Fight between city and region has gone on behind closed doors

A final resolution of a lawsuit over transit between the city and region may soon be made public.

By Dave Flaherty/The Oshawa Express

The culmination of a lengthy legal battle between the region and the city could soon see the light of day.

Over the past month, the two sides have been negotiating to reach a settlement in regards to outstanding liabilities from almost 15 years ago.

In 2011, the region sued the city for $8.9 million over “unfunded liabilities” including pensions and benefits incurred from when the region took over Oshawa Transit in 2004.

In early-March, regional council established an ad hoc committee tasked with the directive of reaching a settlement with the city.
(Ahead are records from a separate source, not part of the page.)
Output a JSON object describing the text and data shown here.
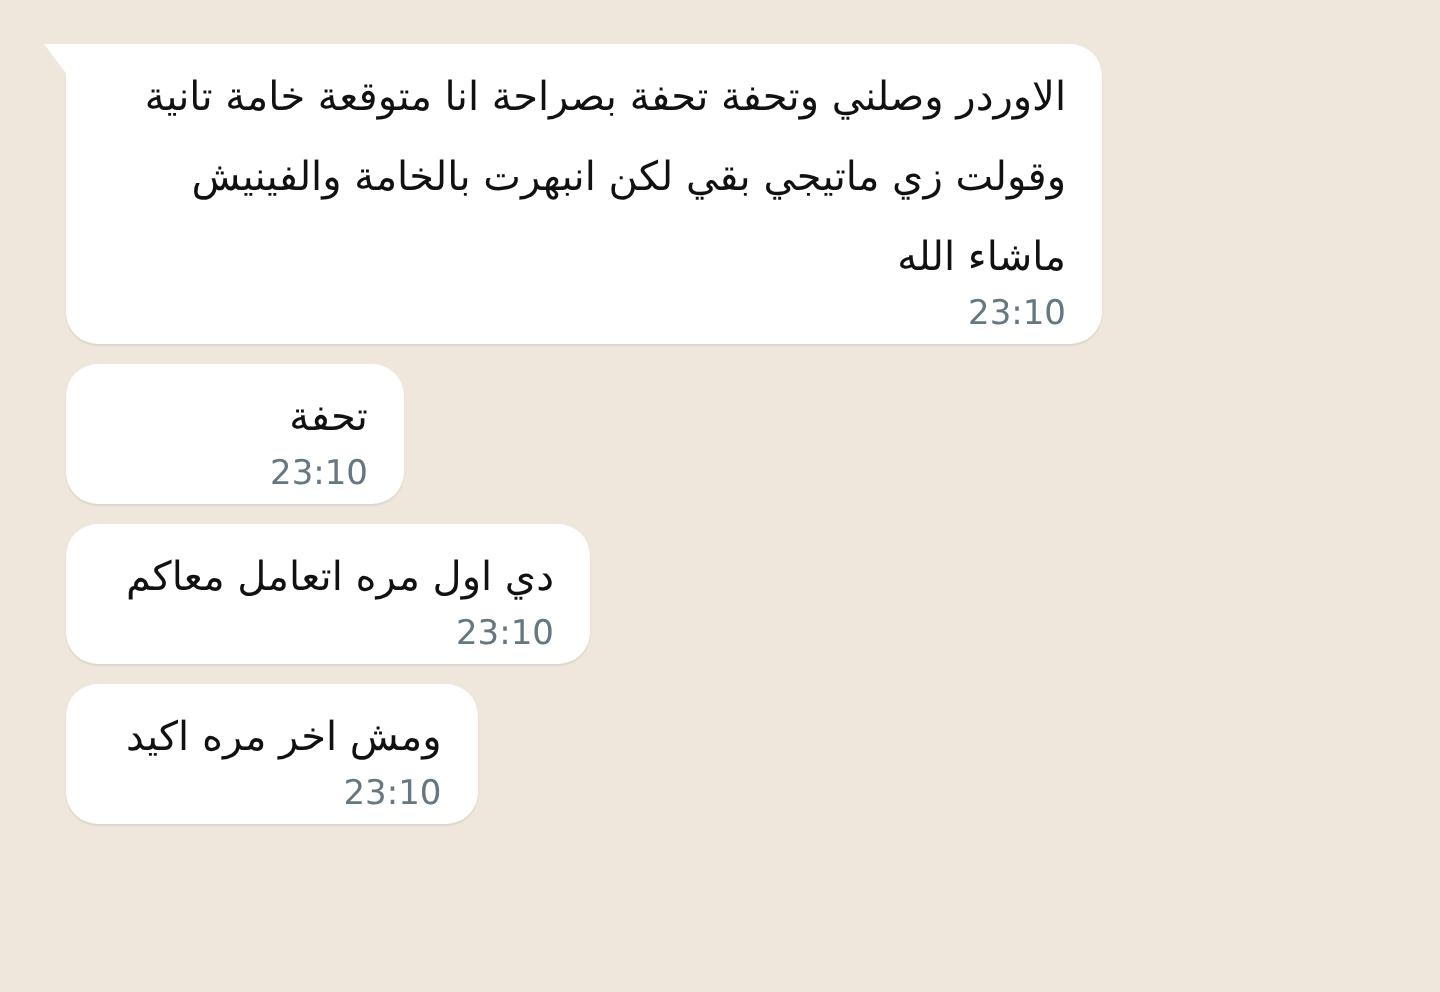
{
  "messages": [
    {
      "text": "الاوردر وصلني وتحفة تحفة بصراحة انا متوقعة خامة تانية وقولت زي ماتيجي بقي لكن انبهرت بالخامة والفينيش ماشاء الله",
      "time": "23:10",
      "tail": true
    },
    {
      "text": "تحفة",
      "time": "23:10",
      "tail": false
    },
    {
      "text": "دي اول مره اتعامل معاكم",
      "time": "23:10",
      "tail": false
    },
    {
      "text": "ومش اخر مره اكيد",
      "time": "23:10",
      "tail": false
    }
  ]
}
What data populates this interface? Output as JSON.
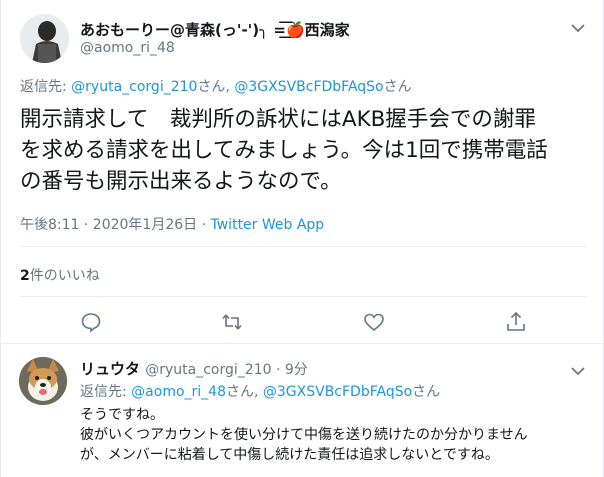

After back and forth conversations, a deal materialized, thus avoiding a scheduled arbitration hearing on April 2.

At the April 4 committee of the whole meeting, Oshawa Councillor John Aker questioned when the terms of the settlement would come out.

Staff stated they hope to be able to release information at or after the April 11 regular council meeting.

Few details of the legal battle have been released publicly so far.

At this time last year, the region released a report that revealed Durham had spent approximately $720,000 in legal fees up to that point, including more than $623,000 in fees, over $18,000 in disbursements and more than $81,000 in taxes. It’s unclear how much has been added over the last year.

However, following the release of the regional report, the City of Oshawa declined to follow suit and has kept their legal costs in the dark.

“We really don’t want to give away our plan B,” Mayor John Henry told The Oshawa Express when asked about the decision not to share the amount. “We’ve been working on a plan B, along with this, which is plan A for a while now and invested a lot of staff time in this.”